Everything but one, perhaps.
The first flicker of movement in the corner of his vision broke him out of his trance. Giving himself no time to dwell on his actions, giving himself no chance for hesitation, he dropped the knife into his palm, the blood still damp enough that the weapon had not stuck in its sheath. Closing his eyes against the cerulean ocean that threatened to swallow him whole, he tilted his head back and brought the knife up -
There was an almost terrifyingly human scream, the only warning he received before something struck his knife hand with a sickening snap. The limb went almost instantly numb, up to the elbow, and he was distantly aware of the weapon dropping with a soft thump to the grass, almost drowned out by the louder sound of a several hundred pound animal dropping back to all four hooves, tearing at the turf with an agitated snort. Blinking his eyes open, he was only beginning to realize that the horse had struck at the knife in his now-broken hand before he could slit his throat, missing his head by mere inches, when a gruff voice interjected from behind him, "All right, calm down, th'both of y's...boy, we can talk this out first, no need t'take such drastic measures..."
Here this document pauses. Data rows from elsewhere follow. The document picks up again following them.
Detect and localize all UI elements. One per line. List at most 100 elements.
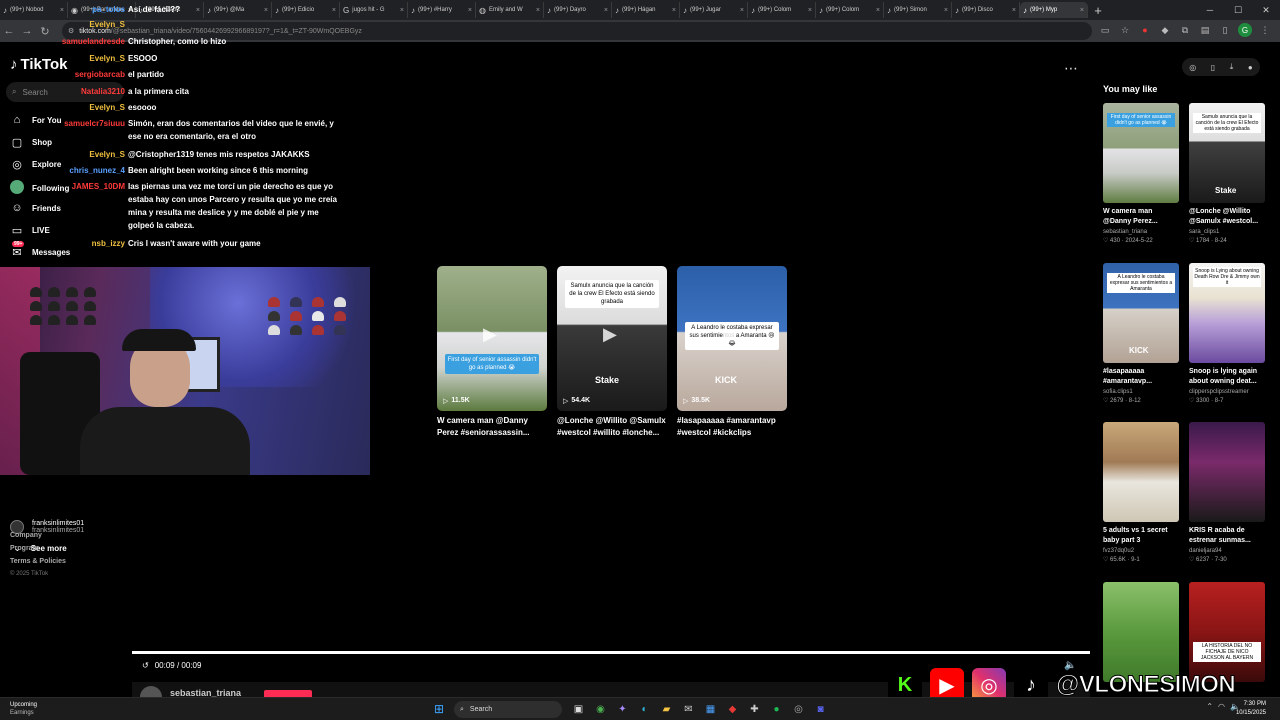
browser-tab[interactable]: Gjugos hit - G × — [340, 2, 408, 18]
nav-item-friends[interactable]: ☺ Friends — [10, 202, 61, 214]
video-title[interactable]: @Lonche @Willito @Samulx #westcol #willi… — [557, 415, 667, 439]
video-card[interactable]: First day of senior assassin didn't go a… — [437, 266, 547, 439]
close-tab-icon[interactable]: × — [876, 7, 880, 14]
app-xbox-icon[interactable]: ✚ — [746, 701, 763, 718]
nav-item-for-you[interactable]: ⌂ For You — [10, 114, 62, 126]
new-tab-button[interactable]: + — [1090, 2, 1106, 18]
recommended-title[interactable]: 5 adults vs 1 secret baby part 3 — [1103, 526, 1179, 546]
close-window-icon[interactable]: ✕ — [1252, 0, 1280, 20]
recommended-thumbnail[interactable]: Samulx anuncia que la canción de la crew… — [1189, 103, 1265, 203]
recommended-title[interactable]: Snoop is lying again about owning deat..… — [1189, 367, 1265, 387]
browser-tab[interactable]: ♪ (99+) Colom × — [816, 2, 884, 18]
close-tab-icon[interactable]: × — [740, 7, 744, 14]
minimize-icon[interactable]: ─ — [1196, 0, 1224, 20]
browser-tab[interactable]: ♪ (99+) Hágan × — [612, 2, 680, 18]
recommended-title[interactable]: KRIS R acaba de estrenar sunmas... — [1189, 526, 1265, 546]
close-tab-icon[interactable]: × — [536, 7, 540, 14]
close-tab-icon[interactable]: × — [400, 7, 404, 14]
forward-icon[interactable]: → — [18, 22, 36, 40]
app-red-icon[interactable]: ◆ — [724, 701, 741, 718]
profile-avatar-icon[interactable]: G — [1238, 23, 1252, 37]
maximize-icon[interactable]: ☐ — [1224, 0, 1252, 20]
recommended-card[interactable] — [1103, 582, 1179, 682]
recommended-card[interactable]: LA HISTORIA DEL NO FICHAJE DE NICO JACKS… — [1189, 582, 1265, 682]
back-icon[interactable]: ← — [0, 22, 18, 40]
recommended-author[interactable]: danieljara94 — [1189, 548, 1265, 554]
close-tab-icon[interactable]: × — [1080, 7, 1084, 14]
footer-link-company[interactable]: Company — [10, 532, 66, 539]
reload-icon[interactable]: ↻ — [36, 22, 54, 40]
more-options-icon[interactable]: ⋯ — [1064, 60, 1078, 77]
recommended-author[interactable]: sebastian_triana — [1103, 229, 1179, 235]
browser-tab[interactable]: ♪ (99+) Simon × — [884, 2, 952, 18]
recommended-title[interactable]: #lasapaaaaa #amarantavp... — [1103, 367, 1179, 387]
close-tab-icon[interactable]: × — [944, 7, 948, 14]
recommended-thumbnail[interactable] — [1103, 582, 1179, 682]
nav-item-messages[interactable]: ✉ 99+ Messages — [10, 241, 70, 259]
compass-tool-icon[interactable]: ◎ — [1189, 63, 1196, 72]
site-info-icon[interactable]: ⚙ — [68, 27, 74, 35]
close-tab-icon[interactable]: × — [808, 7, 812, 14]
recommended-card[interactable]: Samulx anuncia que la canción de la crew… — [1189, 103, 1265, 244]
recommended-thumbnail[interactable] — [1189, 422, 1265, 522]
recommended-card[interactable]: A Leandro le costaba expresar sus sentim… — [1103, 263, 1179, 404]
windows-start-icon[interactable]: ⊞ — [434, 702, 448, 716]
browser-tab[interactable]: ♪ (99+) Jugar × — [680, 2, 748, 18]
browser-tab[interactable]: ♪ (99+) Dayro × — [544, 2, 612, 18]
close-tab-icon[interactable]: × — [1012, 7, 1016, 14]
tiktok-logo[interactable]: ♪ TikTok — [10, 56, 67, 73]
close-tab-icon[interactable]: × — [604, 7, 608, 14]
close-tab-icon[interactable]: × — [60, 7, 64, 14]
video-thumbnail[interactable]: Samulx anuncia que la canción de la crew… — [557, 266, 667, 411]
video-title[interactable]: #lasapaaaaa #amarantavp #westcol #kickcl… — [677, 415, 787, 439]
recommended-card[interactable]: KRIS R acaba de estrenar sunmas... daniel… — [1189, 422, 1265, 563]
discord-icon[interactable]: ◙ — [812, 701, 829, 718]
video-card[interactable]: Samulx anuncia que la canción de la crew… — [557, 266, 667, 439]
browser-tab[interactable]: ♪ (99+) Colom × — [748, 2, 816, 18]
app-misc-icon[interactable]: ◎ — [790, 701, 807, 718]
recommended-card[interactable]: First day of senior assassin didn't go a… — [1103, 103, 1179, 244]
browser-tab[interactable]: ♪ (99+) Nobod × — [0, 2, 68, 18]
extension-diamond-icon[interactable]: ◆ — [1158, 23, 1172, 37]
browser-tab[interactable]: ◍ Emily and W × — [476, 2, 544, 18]
footer-link-terms[interactable]: Terms & Policies — [10, 558, 66, 565]
store-icon[interactable]: ▦ — [702, 701, 719, 718]
nav-item-explore[interactable]: ◎ Explore — [10, 158, 61, 171]
recommended-thumbnail[interactable]: First day of senior assassin didn't go a… — [1103, 103, 1179, 203]
recommended-author[interactable]: sara_clips1 — [1189, 229, 1265, 235]
copilot-icon[interactable]: ✦ — [614, 701, 631, 718]
recommended-card[interactable]: Snoop is Lying about owning Death Row Dr… — [1189, 263, 1265, 404]
user-avatar-icon[interactable]: ● — [1248, 63, 1253, 72]
video-card[interactable]: A Leandro le costaba expresar sus sentim… — [677, 266, 787, 439]
reading-list-icon[interactable]: ▤ — [1198, 23, 1212, 37]
footer-link-program[interactable]: Program — [10, 545, 66, 552]
bookmark-star-icon[interactable]: ☆ — [1118, 23, 1132, 37]
close-tab-icon[interactable]: × — [468, 7, 472, 14]
edge-icon[interactable]: ◐ — [636, 701, 653, 718]
phone-tool-icon[interactable]: ▯ — [1211, 63, 1215, 72]
widgets-button[interactable]: Upcoming Earnings — [10, 701, 37, 717]
recommended-title[interactable]: W camera man @Danny Perez... — [1103, 207, 1179, 227]
replay-icon[interactable]: ↺ — [142, 661, 149, 670]
recommended-thumbnail[interactable]: A Leandro le costaba expresar sus sentim… — [1103, 263, 1179, 363]
cast-icon[interactable]: ▭ — [1098, 23, 1112, 37]
extension-red-icon[interactable]: ● — [1138, 23, 1152, 37]
video-progress-bar[interactable] — [132, 651, 1090, 654]
chrome-app-icon[interactable]: ◉ — [592, 701, 609, 718]
recommended-thumbnail[interactable]: Snoop is Lying about owning Death Row Dr… — [1189, 263, 1265, 363]
play-icon[interactable]: ▶ — [723, 324, 737, 345]
task-view-icon[interactable]: ▣ — [570, 701, 587, 718]
menu-dots-icon[interactable]: ⋮ — [1258, 23, 1272, 37]
video-thumbnail[interactable]: A Leandro le costaba expresar sus sentim… — [677, 266, 787, 411]
recommended-thumbnail[interactable] — [1103, 422, 1179, 522]
nav-item-live[interactable]: ▭ LIVE — [10, 224, 50, 237]
tray-chevron-icon[interactable]: ⌃ — [1206, 702, 1213, 711]
recommended-author[interactable]: fvz37dq0u2 — [1103, 548, 1179, 554]
extensions-puzzle-icon[interactable]: ⧉ — [1178, 23, 1192, 37]
file-explorer-icon[interactable]: ▰ — [658, 701, 675, 718]
recommended-author[interactable]: clipperspclipsstreamer — [1189, 389, 1265, 395]
play-icon[interactable]: ▶ — [483, 324, 497, 345]
browser-tab[interactable]: ♪ (99+) Disco × — [952, 2, 1020, 18]
recommended-author[interactable]: sofia.clips1 — [1103, 389, 1179, 395]
recommended-title[interactable]: @Lonche @Willito @Samulx #westcol... — [1189, 207, 1265, 227]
Instinct made him throw an elbow back. Training followed it up with a half-turn and a punch with the undamaged hand. There was a satisfying oof as the man was caught off-guard with his first strike, but when he turned, he glimpsed the uncharacteristic white uniform that the man was clad in, realized belatedly upon recognition that he was well and truly finished now, and let the punch waver enough to merely graze the man's cheek when the Herald dodged desperately and tackled him. A good strategy, in normal situations, bulling forward and overwhelming a smaller opponent for the moment to recatch one's breath and balance. As they sprawled across the grass and the Companion danced away, snorting in worry, it became an even better strategy than usual as the broken hand glanced across the Herald's shoulder, leaving a streak of rusty-red on the pristine white and bringing tears of pain to Kyn's eyes. Blinking them clear as best he could, he set his jaw, reaching for the Herald's own belt with his good hand, searching for the knife - any knife, even if it were just an eating one - that must surely be there...
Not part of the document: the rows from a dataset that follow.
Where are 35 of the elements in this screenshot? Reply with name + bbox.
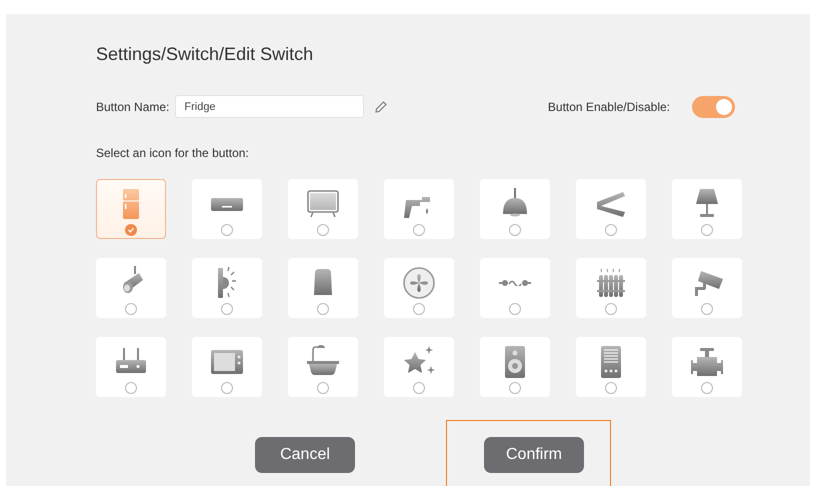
enable-toggle[interactable] [692, 96, 735, 118]
radio-button[interactable] [413, 224, 425, 236]
radio-button[interactable] [221, 303, 233, 315]
radio-button[interactable] [413, 382, 425, 394]
pencil-icon[interactable] [374, 100, 388, 114]
icon-option[interactable] [96, 179, 166, 239]
radio-button[interactable] [701, 303, 713, 315]
button-name-field[interactable]: Fridge [175, 95, 364, 118]
confirm-button[interactable]: Confirm [484, 436, 584, 472]
radio-button[interactable] [125, 224, 137, 236]
radio-button[interactable] [413, 303, 425, 315]
icon-prompt: Select an icon for the button: [96, 146, 250, 160]
radio-button[interactable] [221, 382, 233, 394]
radio-button[interactable] [317, 382, 329, 394]
button-name-label: Button Name: [96, 100, 170, 114]
radio-button[interactable] [509, 224, 521, 236]
check-icon [127, 226, 135, 234]
radio-button[interactable] [605, 224, 617, 236]
radio-button[interactable] [125, 382, 137, 394]
radio-button[interactable] [125, 303, 137, 315]
aircon-icon [211, 198, 243, 210]
fan-icon [401, 265, 437, 301]
radio-button[interactable] [605, 382, 617, 394]
plug-icon [499, 280, 531, 286]
radio-button[interactable] [221, 224, 233, 236]
radio-button[interactable] [701, 224, 713, 236]
radio-button[interactable] [317, 224, 329, 236]
radio-button[interactable] [509, 382, 521, 394]
radio-button[interactable] [701, 382, 713, 394]
radio-button[interactable] [509, 303, 521, 315]
enable-label: Button Enable/Disable: [548, 100, 670, 114]
radio-button[interactable] [317, 303, 329, 315]
cancel-button[interactable]: Cancel [255, 436, 355, 472]
page-title: Settings/Switch/Edit Switch [96, 44, 314, 65]
radio-button[interactable] [605, 303, 617, 315]
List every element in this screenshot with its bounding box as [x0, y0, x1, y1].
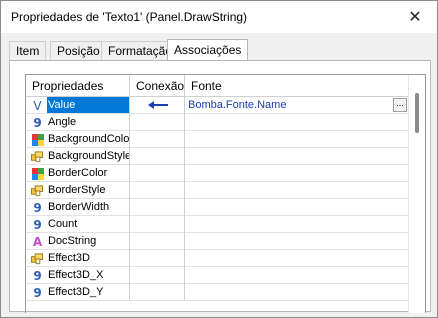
property-name: Effect3D_X	[48, 269, 104, 281]
property-cell[interactable]: BackgroundStyle	[26, 148, 130, 165]
string-icon: A	[32, 234, 43, 249]
title-bar: Propriedades de 'Texto1' (Panel.DrawStri…	[1, 1, 437, 33]
connection-cell[interactable]	[130, 233, 185, 250]
property-cell[interactable]: ᐯ Value	[26, 97, 130, 114]
header-connection[interactable]: Conexão	[130, 75, 185, 97]
header-properties[interactable]: Propriedades	[26, 75, 130, 97]
property-cell[interactable]: 9 Angle	[26, 114, 130, 131]
properties-dialog: Propriedades de 'Texto1' (Panel.DrawStri…	[0, 0, 438, 318]
tab-position[interactable]: Posição	[50, 41, 107, 61]
number-icon: 9	[33, 268, 42, 283]
source-cell[interactable]	[185, 182, 409, 199]
color-icon	[31, 167, 44, 180]
source-cell[interactable]: Bomba.Fonte.Name...	[185, 97, 409, 114]
style-icon	[31, 150, 44, 163]
browse-button[interactable]: ...	[393, 98, 407, 112]
property-name: Angle	[48, 116, 77, 128]
property-name: Effect3D_Y	[48, 286, 104, 298]
color-icon	[31, 133, 44, 146]
grid-header: Propriedades Conexão Fonte	[26, 75, 409, 97]
style-icon	[31, 184, 44, 197]
property-name: BorderWidth	[48, 201, 110, 213]
source-value: Bomba.Fonte.Name	[188, 99, 287, 111]
connection-cell[interactable]	[130, 199, 185, 216]
connection-cell[interactable]	[130, 148, 185, 165]
tab-strip: Item Posição Formatação Associações	[9, 39, 431, 61]
property-name: BackgroundColor	[48, 133, 130, 145]
variant-icon: ᐯ	[33, 98, 42, 113]
property-cell[interactable]: BackgroundColor	[26, 131, 130, 148]
grid-rows: ᐯ Value Bomba.Fonte.Name... 9 Angle Backgroun…	[26, 97, 409, 301]
tab-associations[interactable]: Associações	[167, 39, 249, 61]
property-cell[interactable]: BorderStyle	[26, 182, 130, 199]
property-name: BorderColor	[48, 167, 108, 179]
vertical-scrollbar[interactable]	[408, 75, 425, 313]
source-cell[interactable]	[185, 233, 409, 250]
property-name: Count	[48, 218, 78, 230]
table-row[interactable]: BackgroundColor	[26, 131, 409, 148]
connection-cell[interactable]	[130, 97, 185, 114]
connection-cell[interactable]	[130, 182, 185, 199]
property-cell[interactable]: 9 Count	[26, 216, 130, 233]
source-cell[interactable]	[185, 199, 409, 216]
connection-cell[interactable]	[130, 114, 185, 131]
close-icon: ✕	[408, 9, 422, 26]
property-cell[interactable]: A DocString	[26, 233, 130, 250]
scrollbar-thumb[interactable]	[415, 93, 419, 133]
connection-cell[interactable]	[130, 267, 185, 284]
number-icon: 9	[33, 217, 42, 232]
close-button[interactable]: ✕	[393, 1, 437, 33]
property-cell[interactable]: Effect3D	[26, 250, 130, 267]
property-name: BackgroundStyle	[48, 150, 130, 162]
associations-panel: Propriedades Conexão Fonte ᐯ Value Bomba.F…	[9, 60, 431, 313]
window-title: Propriedades de 'Texto1' (Panel.DrawStri…	[11, 10, 248, 24]
arrow-left-icon	[148, 101, 168, 109]
table-row[interactable]: 9 Angle	[26, 114, 409, 131]
table-row[interactable]: 9 Effect3D_X	[26, 267, 409, 284]
table-row[interactable]: BackgroundStyle	[26, 148, 409, 165]
table-row[interactable]: Effect3D	[26, 250, 409, 267]
property-name: Effect3D	[48, 252, 90, 264]
property-name: BorderStyle	[48, 184, 106, 196]
style-icon	[31, 252, 44, 265]
table-row[interactable]: BorderColor	[26, 165, 409, 182]
source-cell[interactable]	[185, 148, 409, 165]
connection-cell[interactable]	[130, 216, 185, 233]
number-icon: 9	[33, 115, 42, 130]
source-cell[interactable]	[185, 267, 409, 284]
property-cell[interactable]: 9 Effect3D_Y	[26, 284, 130, 301]
property-name: DocString	[48, 235, 97, 247]
source-cell[interactable]	[185, 114, 409, 131]
source-cell[interactable]	[185, 216, 409, 233]
source-cell[interactable]	[185, 131, 409, 148]
property-cell[interactable]: 9 BorderWidth	[26, 199, 130, 216]
number-icon: 9	[33, 200, 42, 215]
source-cell[interactable]	[185, 284, 409, 301]
table-row[interactable]: 9 BorderWidth	[26, 199, 409, 216]
property-name: Value	[47, 97, 129, 113]
table-row[interactable]: A DocString	[26, 233, 409, 250]
connection-cell[interactable]	[130, 131, 185, 148]
header-source[interactable]: Fonte	[185, 75, 409, 97]
source-cell[interactable]	[185, 250, 409, 267]
number-icon: 9	[33, 285, 42, 300]
source-cell[interactable]	[185, 165, 409, 182]
connection-cell[interactable]	[130, 250, 185, 267]
table-row[interactable]: BorderStyle	[26, 182, 409, 199]
connection-cell[interactable]	[130, 165, 185, 182]
table-row[interactable]: ᐯ Value Bomba.Fonte.Name...	[26, 97, 409, 114]
properties-grid: Propriedades Conexão Fonte ᐯ Value Bomba.F…	[25, 74, 426, 313]
connection-cell[interactable]	[130, 284, 185, 301]
property-cell[interactable]: BorderColor	[26, 165, 130, 182]
table-row[interactable]: 9 Effect3D_Y	[26, 284, 409, 301]
property-cell[interactable]: 9 Effect3D_X	[26, 267, 130, 284]
table-row[interactable]: 9 Count	[26, 216, 409, 233]
tab-item[interactable]: Item	[9, 41, 47, 61]
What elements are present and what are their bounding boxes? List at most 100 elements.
"Only one way there is to secure this one right now," a new, gravelly voice suddenly interjected. He barely had enough time to tilt his head back, to see a dark figure crouched over them both, silhouetted by a nearby streetlamp, heard the beginnings of a protest from the one pinning him just as his fingers grasped the worn, bound hilt of a dagger at the man's waist...and then knew nothing more as the newcomer brought a pommel down sharply against his temple.